Indeed, mechanical breakdowns are a nemesis to park rangers, who are spread so thin it takes three or four days to patrol all the monument’s roadways. Motorists are advised to stay only on the well-traveled roads in the summer and to flag down a passerby if they are in trouble.

Of greater concern is visitors succumbing to heat injuries from overexposure, which can sneak up on them, physicians warn.

“Drinking just lots of water isn’t necessarily the answer because your body continues to lose salt,” said Dr. Stuart Porter, an Army physician at Ft. Irwin who also works at Southern Inyo Hospital at Lone Pine, just west of Death Valley. People unaccustomed to the desert should drink sports beverages that replenish the body with sodium and potassium, he advised.


Sweating is not always a gauge that trouble is near, he said. “In the dry heat, your sweat can evaporate so fast you might not even be aware you’re sweating,” he said. “Or, you can already be so dehydrated you no longer sweat.”

Despite Death Valley’s summertime billing, some Californians still come here for fun in the sun. At the Furnace Creek Ranch pool, Frank and Cathy Brum of Hercules, Calif., lounged in 95-degree water that was pumped directly from an underground river that courses beneath the property.

“We love the heat, the solitude--and, with all the foreign languages we hear, it’s like being in Europe without paying the air fare,” he said.

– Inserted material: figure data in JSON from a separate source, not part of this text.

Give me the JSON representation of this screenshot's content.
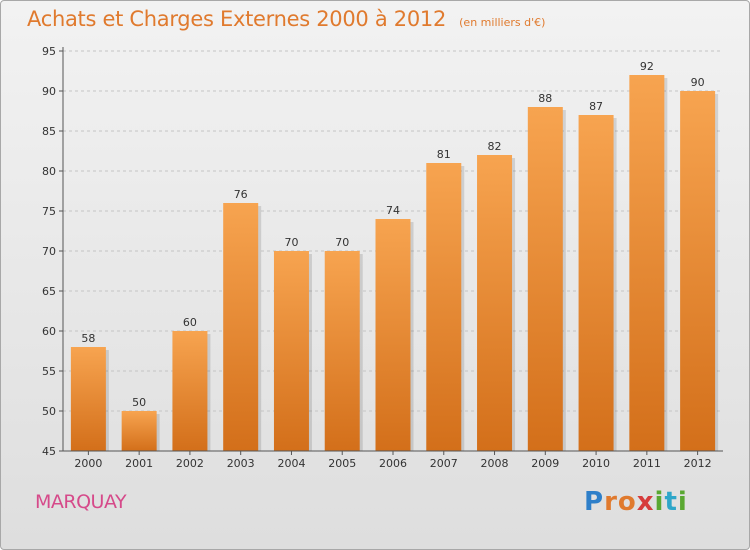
{
  "title": "Achats et Charges Externes 2000 à 2012",
  "title_unit": "(en milliers d'€)",
  "place": "MARQUAY",
  "logo": {
    "letters": [
      {
        "ch": "P",
        "color": "#2e7fc9"
      },
      {
        "ch": "r",
        "color": "#e07a2e"
      },
      {
        "ch": "o",
        "color": "#e07a2e"
      },
      {
        "ch": "x",
        "color": "#d63c3c"
      },
      {
        "ch": "i",
        "color": "#5aa832"
      },
      {
        "ch": "t",
        "color": "#2ea6c9"
      },
      {
        "ch": "i",
        "color": "#5aa832"
      }
    ]
  },
  "colors": {
    "bar_top": "#f7a450",
    "bar_bottom": "#d36f1a",
    "title": "#e07a2e",
    "place": "#d64a8a"
  },
  "chart_data": {
    "type": "bar",
    "categories": [
      "2000",
      "2001",
      "2002",
      "2003",
      "2004",
      "2005",
      "2006",
      "2007",
      "2008",
      "2009",
      "2010",
      "2011",
      "2012"
    ],
    "values": [
      58,
      50,
      60,
      76,
      70,
      70,
      74,
      81,
      82,
      88,
      87,
      92,
      90
    ],
    "ylim": [
      45,
      95
    ],
    "yticks": [
      45,
      50,
      55,
      60,
      65,
      70,
      75,
      80,
      85,
      90,
      95
    ],
    "grid": "horizontal dashed"
  }
}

But mostly, this place is given to foreigners--including about 15% of the resort staff itself. Monika Meixner has left her home in Austria for the past three summers to be here, near her fiance--the summer heat notwithstanding. She bides her time selling dates in the resort’s front parking lot.

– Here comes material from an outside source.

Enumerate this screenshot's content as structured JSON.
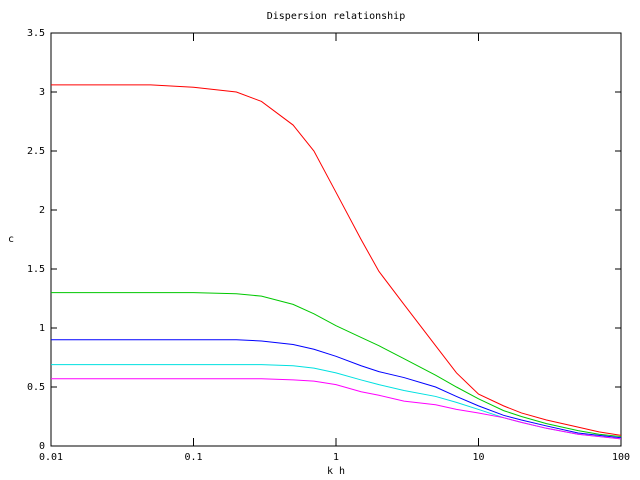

“I drink water,” she said, “and wait for the time to pass. The tourists, they just get out of their cars and laugh, like it’s a joke. They know they can leave right away.”

For some folks, a day or two here is downright therapeutic. Frank Kok, an airport manager from the Netherlands, said, “As long as you have enough water in your cool box, the desolation of this place is absolutely wonderful and calming.”

His companion, Nicolette Waaning, added with a chuckle, “Yes, for a day. Then you want to get very, very far away from here.”

Jeff Hall, who brought his family from England, noted that after washing his hands, he could more quickly dry them by stepping outside than by using the air blowers in the restroom.


“How people crossed this valley in stagecoaches--that is unbelievable, quite awe-inspiring, isn’t it?” he reflected.

Swiss traveler Francoise Chatton offered this advice, after hiking through the sand dunes: “Walk early in the morning, and sleep during the day.”

Christa Walden left Italy to tag along with her brother and his family on their vacation, and argued unsuccessfully against visiting Death Valley. “I like green forests and water,” she said. “But now I am putting aside my cynicism. I didn’t expect these colors, these shapes, even the hot wind. And now I understand why we came.”

Austrian Peter Rothenender, taking in a panoramic view of the valley, put it differently: “This place is the coolest place on Earth.”